🤖 AI Summary
Current LLM-based Text-to-SQL approaches suffer from the absence of a unified taxonomic framework, limited cross-model comparability, and insufficient generalization and robustness. To address these issues, this paper proposes the first two-dimensional taxonomy for LLM-based Text-to-SQL methods: one dimension classifies techniques into prompt engineering and parameter fine-tuning; the other categorizes objectives as structure-aware parsing, execution-guided generation, and feedback-enhanced refinement. We systematically synthesize empirical results across major benchmarks—including Spider and WikiSQL—and models such as Codex, LLaMA, and GPT series. Through rigorous literature analysis, methodological abstraction, and cross-method performance comparison, we identify key determinants of prompt design efficacy, delineate the practical boundaries of fine-tuning strategies, and diagnose persistent generalization bottlenecks.
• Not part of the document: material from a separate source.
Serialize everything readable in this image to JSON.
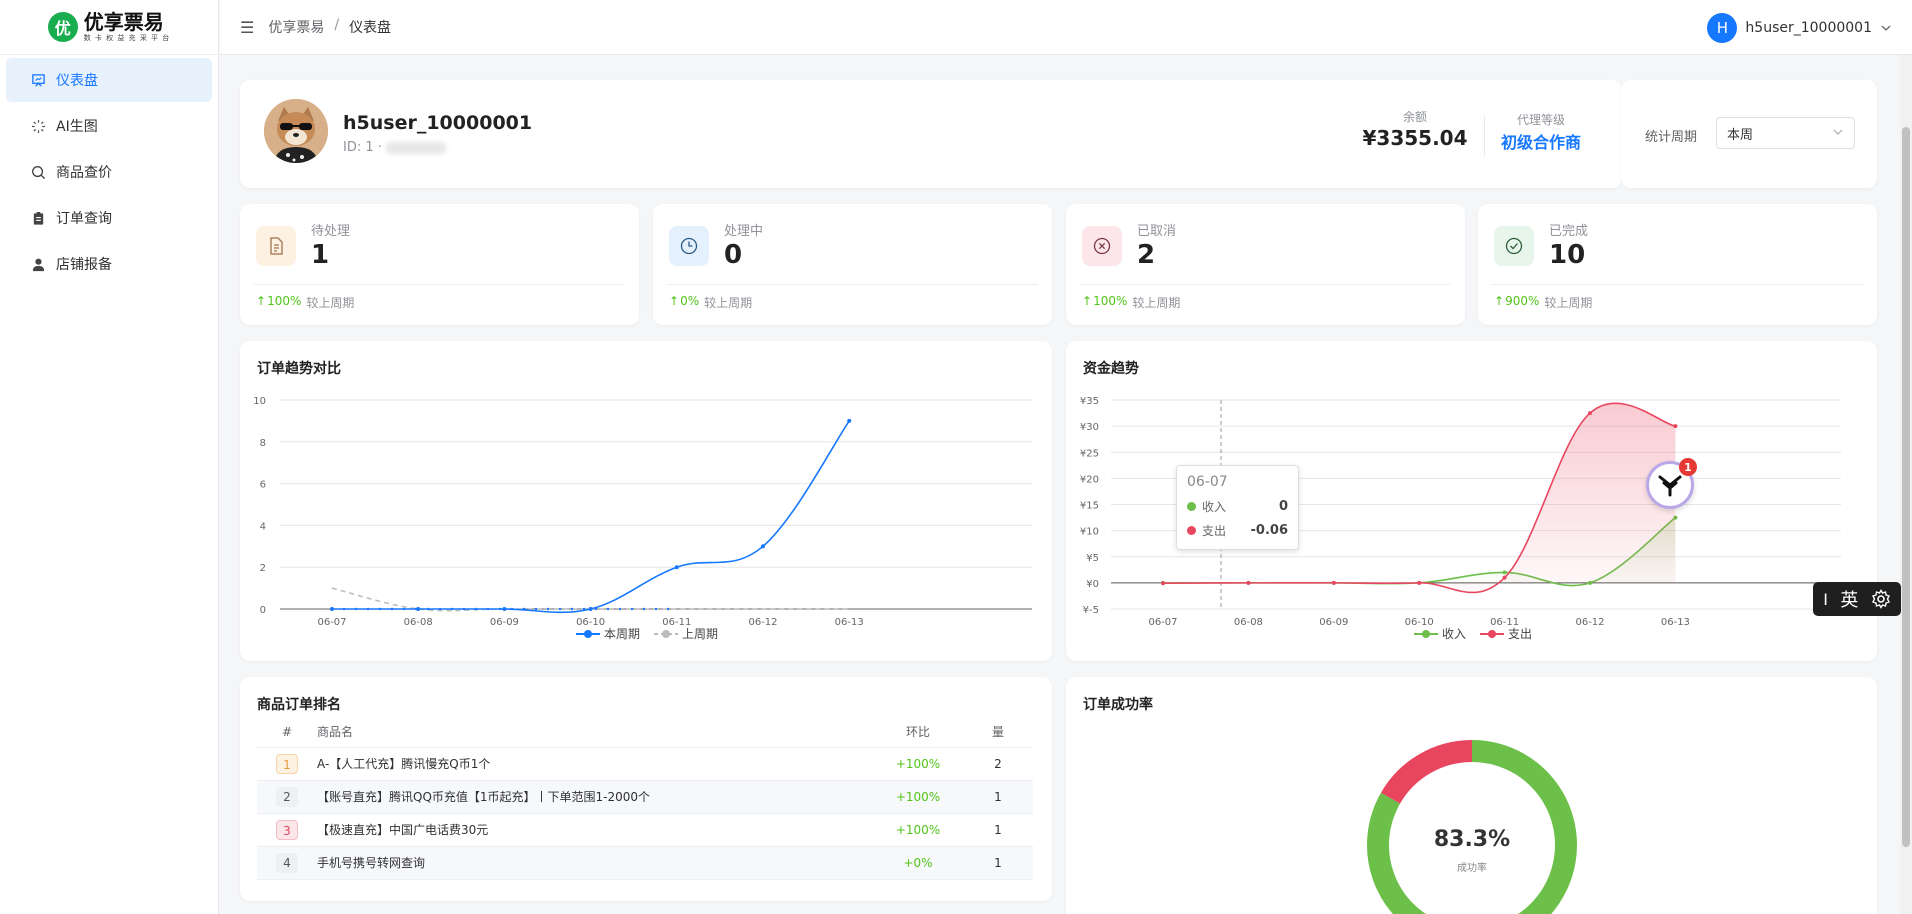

Our synthesis distills recurring patterns and evolutionary trends, offering both theoretical foundations and actionable guidelines for developing efficient, robust, and interpretable Text-to-SQL systems.
📝 Abstract
With the development of the Large Language Models (LLMs), a large range of LLM-based Text-to-SQL(Text2SQL) methods have emerged. This survey provides a comprehensive review of LLM-based Text2SQL studies. We first enumerate classic benchmarks and evaluation metrics. For the two mainstream methods, prompt engineering and finetuning, we introduce a comprehensive taxonomy and offer practical insights into each subcategory. We present an overall analysis of the above methods and various models evaluated on well-known datasets and extract some characteristics. Finally, we discuss the challenges and future directions in this field.